Drug Dev Res. 2011 Feb;72(1):4-16. doi: 10.1002/ddr.20397.
Pharmaceutical researchers must evaluate vast numbers of protein sequences and formulate innovative strategies for identifying valid targets and discovering leads against them as a way of accelerating drug discovery. The ever increasing number and diversity of novel protein sequences identified by genomic sequencing projects and the success of worldwide structural genomics initiatives have spurred great interest and impetus in the development of methods for accurate, computationally empowered protein function prediction and active site identification. Previously, in the absence of direct experimental evidence, homology-based protein function annotation remained the gold-standard for analysis and prediction of protein function. However, with the continued exponential expansion of sequence databases, this approach is not always applicable, as fewer query protein sequences demonstrate significant homology to protein gene products of known function. As a result, several non-homology based methods for protein function prediction that are based on sequence features, structure, evolution, biochemical and genetic knowledge have emerged. Herein, we review current bioinformatic programs and approaches for protein function prediction/annotation and discuss their integration into drug discovery initiatives. The development of such methods to annotate protein functional sites and their application to large protein functional families is crucial to successfully utilizing the vast amounts of genomic sequence information available to drug discovery and development processes.

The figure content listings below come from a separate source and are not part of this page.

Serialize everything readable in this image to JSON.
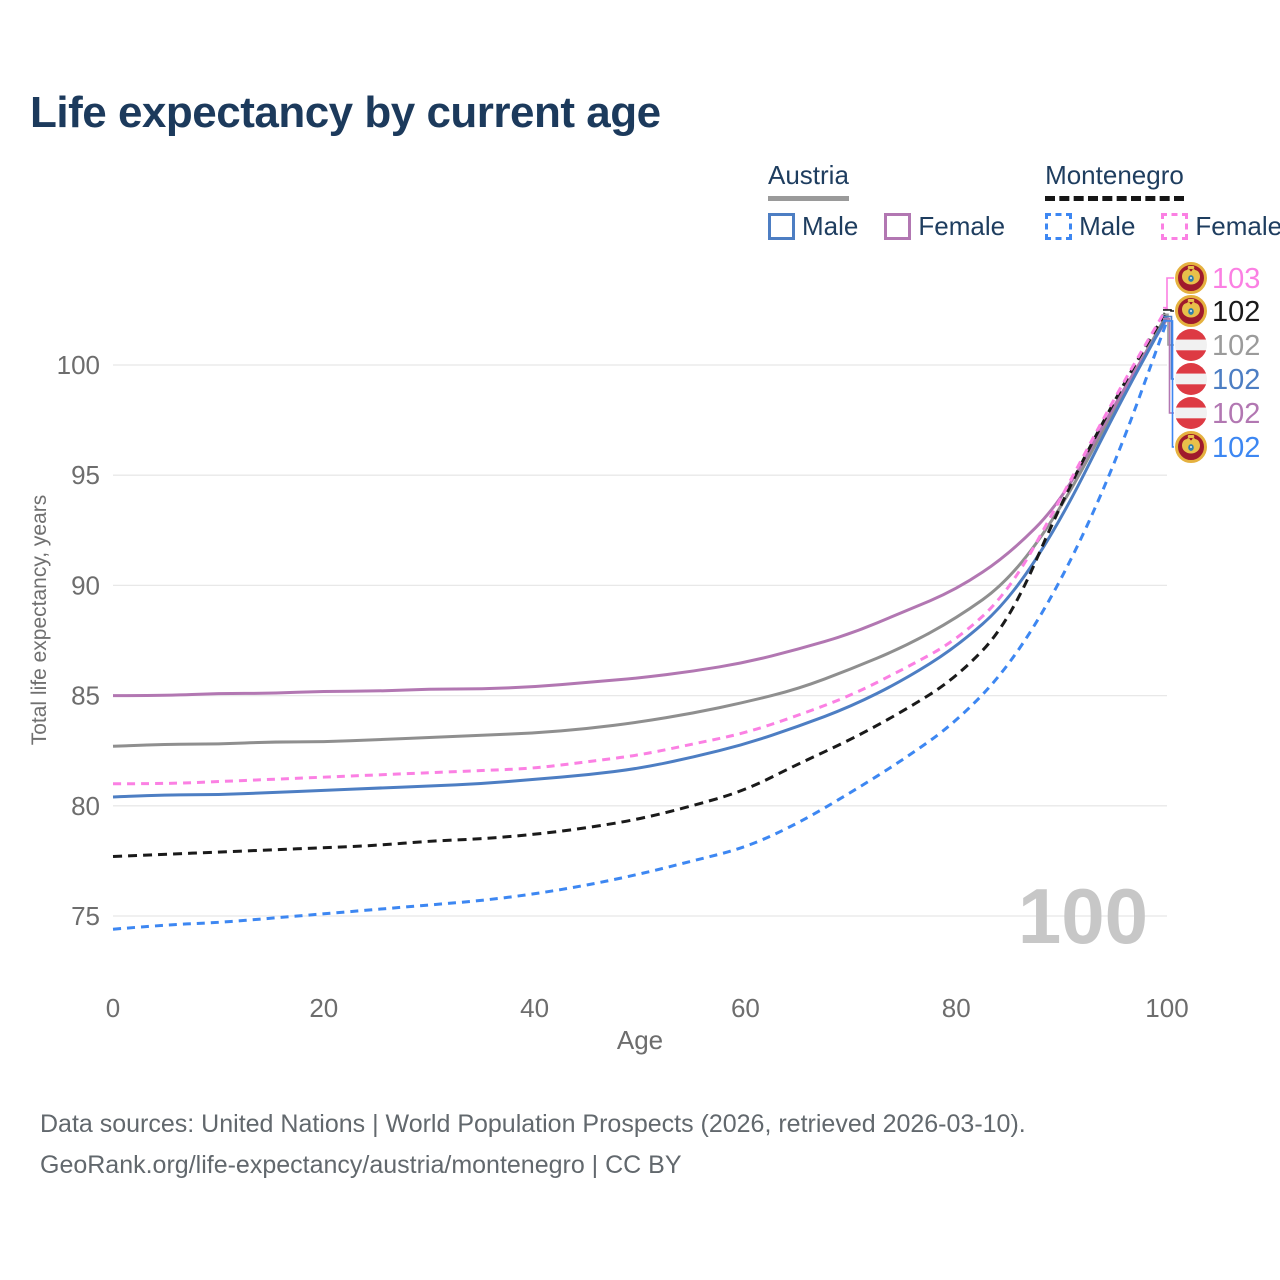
{
  "page": {
    "title": "Life expectancy by current age"
  },
  "legend": {
    "groups": [
      {
        "country": "Austria",
        "line_style": "solid",
        "underline_color": "#9a9a9a",
        "items": [
          {
            "label": "Male",
            "color": "#4d7ec3",
            "dashed": false
          },
          {
            "label": "Female",
            "color": "#b277b2",
            "dashed": false
          }
        ]
      },
      {
        "country": "Montenegro",
        "line_style": "dashed",
        "underline_color": "#161616",
        "items": [
          {
            "label": "Male",
            "color": "#3d87f2",
            "dashed": true
          },
          {
            "label": "Female",
            "color": "#fb80e3",
            "dashed": true
          }
        ]
      }
    ]
  },
  "chart_data": {
    "type": "line",
    "title": "Life expectancy by current age",
    "xlabel": "Age",
    "ylabel": "Total life expectancy, years",
    "x_ticks": [
      0,
      20,
      40,
      60,
      80,
      100
    ],
    "y_ticks": [
      75,
      80,
      85,
      90,
      95,
      100
    ],
    "xlim": [
      0,
      100
    ],
    "ylim": [
      73.5,
      103.5
    ],
    "grid": "horizontal",
    "legend_position": "top-right",
    "x": [
      0,
      5,
      10,
      15,
      20,
      25,
      30,
      35,
      40,
      45,
      50,
      55,
      60,
      65,
      70,
      75,
      80,
      85,
      90,
      95,
      100
    ],
    "series": [
      {
        "name": "Austria",
        "country": "Austria",
        "sex": "Both",
        "color": "#8f8f8f",
        "dashed": false,
        "values": [
          82.7,
          82.8,
          82.8,
          82.9,
          82.9,
          83.0,
          83.1,
          83.2,
          83.3,
          83.5,
          83.8,
          84.2,
          84.7,
          85.3,
          86.2,
          87.2,
          88.5,
          90.2,
          93.5,
          98.0,
          102.3
        ]
      },
      {
        "name": "Austria Female",
        "country": "Austria",
        "sex": "Female",
        "color": "#b277b2",
        "dashed": false,
        "values": [
          85.0,
          85.0,
          85.1,
          85.1,
          85.2,
          85.2,
          85.3,
          85.3,
          85.4,
          85.6,
          85.8,
          86.1,
          86.5,
          87.1,
          87.8,
          88.8,
          89.8,
          91.4,
          93.8,
          98.2,
          102.1
        ]
      },
      {
        "name": "Austria Male",
        "country": "Austria",
        "sex": "Male",
        "color": "#4d7ec3",
        "dashed": false,
        "values": [
          80.4,
          80.5,
          80.5,
          80.6,
          80.7,
          80.8,
          80.9,
          81.0,
          81.2,
          81.4,
          81.7,
          82.2,
          82.8,
          83.6,
          84.5,
          85.7,
          87.2,
          89.3,
          93.0,
          97.8,
          102.2
        ]
      },
      {
        "name": "Montenegro",
        "country": "Montenegro",
        "sex": "Both",
        "color": "#1a1a1a",
        "dashed": true,
        "values": [
          77.7,
          77.8,
          77.9,
          78.0,
          78.1,
          78.2,
          78.4,
          78.5,
          78.7,
          79.0,
          79.4,
          80.0,
          80.7,
          81.9,
          83.0,
          84.3,
          85.8,
          88.3,
          93.8,
          98.4,
          102.5
        ]
      },
      {
        "name": "Montenegro Male",
        "country": "Montenegro",
        "sex": "Male",
        "color": "#3d87f2",
        "dashed": true,
        "values": [
          74.4,
          74.6,
          74.7,
          74.9,
          75.1,
          75.3,
          75.5,
          75.7,
          76.0,
          76.4,
          76.9,
          77.5,
          78.1,
          79.2,
          80.6,
          82.1,
          83.8,
          86.3,
          90.2,
          95.4,
          102.0
        ]
      },
      {
        "name": "Montenegro Female",
        "country": "Montenegro",
        "sex": "Female",
        "color": "#fb80e3",
        "dashed": true,
        "values": [
          81.0,
          81.0,
          81.1,
          81.2,
          81.3,
          81.4,
          81.5,
          81.6,
          81.7,
          82.0,
          82.3,
          82.8,
          83.3,
          84.1,
          85.0,
          86.2,
          87.5,
          89.7,
          94.0,
          98.5,
          102.6
        ]
      }
    ],
    "end_labels": [
      {
        "value": "103",
        "color": "#fb80e3",
        "flag": "montenegro",
        "series": "Montenegro Female"
      },
      {
        "value": "102",
        "color": "#1a1a1a",
        "flag": "montenegro",
        "series": "Montenegro"
      },
      {
        "value": "102",
        "color": "#9b9b9b",
        "flag": "austria",
        "series": "Austria"
      },
      {
        "value": "102",
        "color": "#4d7ec3",
        "flag": "austria",
        "series": "Austria Male"
      },
      {
        "value": "102",
        "color": "#b277b2",
        "flag": "austria",
        "series": "Austria Female"
      },
      {
        "value": "102",
        "color": "#3d87f2",
        "flag": "montenegro",
        "series": "Montenegro Male"
      }
    ]
  },
  "watermark": "100",
  "footer": {
    "line1": "Data sources: United Nations | World Population Prospects (2026, retrieved 2026-03-10).",
    "line2": "GeoRank.org/life-expectancy/austria/montenegro | CC BY"
  }
}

药物研究人员必须评估大量的蛋白质序列,并制定创新策略来识别有效的靶点并找到针对这些靶点的先导化合物,以此加速药物研发进程。基因组测序项目所识别出的新型蛋白质序列数量不断增加且种类日益多样,以及全球结构基因组学计划的成功,激发了人们对开发准确的、具备计算能力的蛋白质功能预测和活性位点识别方法的浓厚兴趣和动力。以前,在缺乏直接实验证据的情况下,基于同源性的蛋白质功能注释一直是蛋白质功能分析和预测的金标准。然而,随着序列数据库持续呈指数级扩展,这种方法并不总是适用,因为与已知功能的蛋白质基因产物具有显著同源性的查询蛋白质序列越来越少。因此,出现了几种基于序列特征、结构、进化、生化和遗传知识的非同源性蛋白质功能预测方法。在此,我们综述了当前用于蛋白质功能预测/注释的生物信息学程序和方法,并讨论它们在药物研发计划中的整合。开发此类注释蛋白质功能位点的方法并将其应用于大型蛋白质功能家族,对于成功利用药物研发和开发过程中可用的大量基因组序列信息至关重要。